Past research demonstrates that as the speech recognition performance of listeners fitted with omnidirectional hearing aids approaches maximum (ceiling), the benefit afforded by directional microphones is necessarily lessened. This effect could potentially eliminate the benefit provided by directional microphones in easier listening situations, such as environments with visual cues and favorable signal-to-noise ratios (SNRs).Purpose:
The purpose of this study was to evaluate directional benefit using auditory-visual stimuli in SNRs commonly found in the real world (ranging from +3 to +12 dB). In order to maximize the possibility of directional benefit, a bilateral beamformer was used, which functions as a highly directional microphone.Research Design:
Sentence recognition was evaluated in three SNRs and in two levels of reverberation (low and moderate). For each SNR and reverberation combination, sentence recognition was evaluated using omnidirectional and bilateral beamformer microphone modes.Study Sample:
A total of 15 adults with hearing loss participated. Only listeners who had significant difficulty understanding speech in noise were included.Data Collection and Analysis:
Sentence recognition scores were evaluated using analysis of variance with three within-participant variables (SNR, reverb, microphone mode).
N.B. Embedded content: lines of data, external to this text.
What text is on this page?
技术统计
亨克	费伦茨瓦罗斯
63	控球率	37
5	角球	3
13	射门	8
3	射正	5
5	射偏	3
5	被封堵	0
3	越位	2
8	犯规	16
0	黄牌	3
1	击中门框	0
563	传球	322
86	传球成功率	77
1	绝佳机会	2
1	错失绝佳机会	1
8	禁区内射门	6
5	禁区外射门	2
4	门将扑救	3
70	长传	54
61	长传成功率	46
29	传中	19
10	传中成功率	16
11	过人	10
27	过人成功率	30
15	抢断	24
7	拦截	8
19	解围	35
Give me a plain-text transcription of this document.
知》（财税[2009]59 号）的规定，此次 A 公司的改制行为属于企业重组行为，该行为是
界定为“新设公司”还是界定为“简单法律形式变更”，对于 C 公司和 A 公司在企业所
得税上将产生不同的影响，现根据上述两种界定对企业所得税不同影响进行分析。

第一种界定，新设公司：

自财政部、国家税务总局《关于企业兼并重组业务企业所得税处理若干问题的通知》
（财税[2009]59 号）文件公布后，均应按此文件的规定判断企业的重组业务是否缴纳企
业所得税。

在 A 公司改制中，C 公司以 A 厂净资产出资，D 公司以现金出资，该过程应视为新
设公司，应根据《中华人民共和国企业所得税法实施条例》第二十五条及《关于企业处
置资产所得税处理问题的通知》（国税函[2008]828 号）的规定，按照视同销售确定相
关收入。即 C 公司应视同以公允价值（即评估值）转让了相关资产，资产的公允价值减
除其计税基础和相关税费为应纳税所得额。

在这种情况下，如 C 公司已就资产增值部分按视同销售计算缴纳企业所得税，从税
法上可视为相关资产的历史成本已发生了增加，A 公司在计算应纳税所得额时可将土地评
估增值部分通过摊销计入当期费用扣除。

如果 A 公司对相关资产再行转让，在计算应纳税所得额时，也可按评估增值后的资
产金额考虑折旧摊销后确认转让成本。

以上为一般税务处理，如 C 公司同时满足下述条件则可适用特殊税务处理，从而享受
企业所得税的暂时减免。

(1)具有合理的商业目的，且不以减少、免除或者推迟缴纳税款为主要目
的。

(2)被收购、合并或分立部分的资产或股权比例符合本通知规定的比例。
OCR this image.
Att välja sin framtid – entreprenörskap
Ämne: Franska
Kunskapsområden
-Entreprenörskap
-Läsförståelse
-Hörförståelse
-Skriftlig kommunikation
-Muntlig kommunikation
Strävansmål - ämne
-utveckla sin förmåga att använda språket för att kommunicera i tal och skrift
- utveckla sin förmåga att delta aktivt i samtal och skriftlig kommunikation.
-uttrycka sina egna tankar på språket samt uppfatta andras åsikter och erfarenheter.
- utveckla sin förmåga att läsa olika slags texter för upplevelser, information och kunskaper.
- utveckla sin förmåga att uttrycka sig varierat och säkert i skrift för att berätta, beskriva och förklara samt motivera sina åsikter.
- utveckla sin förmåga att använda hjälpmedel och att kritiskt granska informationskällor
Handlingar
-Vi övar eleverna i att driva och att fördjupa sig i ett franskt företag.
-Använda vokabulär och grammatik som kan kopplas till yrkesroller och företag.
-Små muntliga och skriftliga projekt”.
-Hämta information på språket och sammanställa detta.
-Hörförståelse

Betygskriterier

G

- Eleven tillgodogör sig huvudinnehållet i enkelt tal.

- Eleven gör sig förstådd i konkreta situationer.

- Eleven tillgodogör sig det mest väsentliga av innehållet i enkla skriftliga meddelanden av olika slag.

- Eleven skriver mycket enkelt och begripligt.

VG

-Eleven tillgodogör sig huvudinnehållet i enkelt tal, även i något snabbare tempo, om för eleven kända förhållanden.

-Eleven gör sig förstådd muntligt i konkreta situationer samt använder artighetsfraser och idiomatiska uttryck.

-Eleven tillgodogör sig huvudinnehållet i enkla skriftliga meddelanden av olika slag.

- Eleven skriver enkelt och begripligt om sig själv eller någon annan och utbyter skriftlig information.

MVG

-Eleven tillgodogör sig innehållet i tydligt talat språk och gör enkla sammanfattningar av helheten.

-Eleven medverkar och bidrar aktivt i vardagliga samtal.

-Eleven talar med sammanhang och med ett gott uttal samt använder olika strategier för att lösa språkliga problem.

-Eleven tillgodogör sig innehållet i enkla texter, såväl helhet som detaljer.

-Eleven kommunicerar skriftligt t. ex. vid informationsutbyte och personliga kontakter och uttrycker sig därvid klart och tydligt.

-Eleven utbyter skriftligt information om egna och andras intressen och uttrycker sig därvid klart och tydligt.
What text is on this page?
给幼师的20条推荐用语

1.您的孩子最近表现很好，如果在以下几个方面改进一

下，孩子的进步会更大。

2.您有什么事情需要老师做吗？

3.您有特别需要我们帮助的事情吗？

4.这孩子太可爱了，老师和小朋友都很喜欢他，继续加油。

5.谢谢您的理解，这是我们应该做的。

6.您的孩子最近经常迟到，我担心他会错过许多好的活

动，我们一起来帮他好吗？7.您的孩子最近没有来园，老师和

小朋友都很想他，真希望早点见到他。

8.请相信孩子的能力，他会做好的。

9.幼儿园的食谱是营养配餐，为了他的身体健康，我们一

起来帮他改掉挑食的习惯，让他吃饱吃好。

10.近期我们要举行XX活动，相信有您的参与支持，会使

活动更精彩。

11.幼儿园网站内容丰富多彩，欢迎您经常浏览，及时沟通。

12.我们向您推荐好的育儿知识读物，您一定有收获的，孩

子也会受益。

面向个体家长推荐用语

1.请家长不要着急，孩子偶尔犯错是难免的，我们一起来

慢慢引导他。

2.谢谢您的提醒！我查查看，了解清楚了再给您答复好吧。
Follow-up analyses were conducted using linear contrast while controlling for family-wise error rate.Results:
Results revealed significant bilateral beamformer benefit ranging from approximately 22-30 rationalized arcsine units (˜20-28 percentage points) in both low and moderate reverberation across all tested SNRs (+3 to +12 dB).Conclusions:
These results provide support for the use of bilateral beamformers, even at relatively favorable SNRs and in the presence of visual cues, for listeners who demonstrate poor sentence recognition in noise.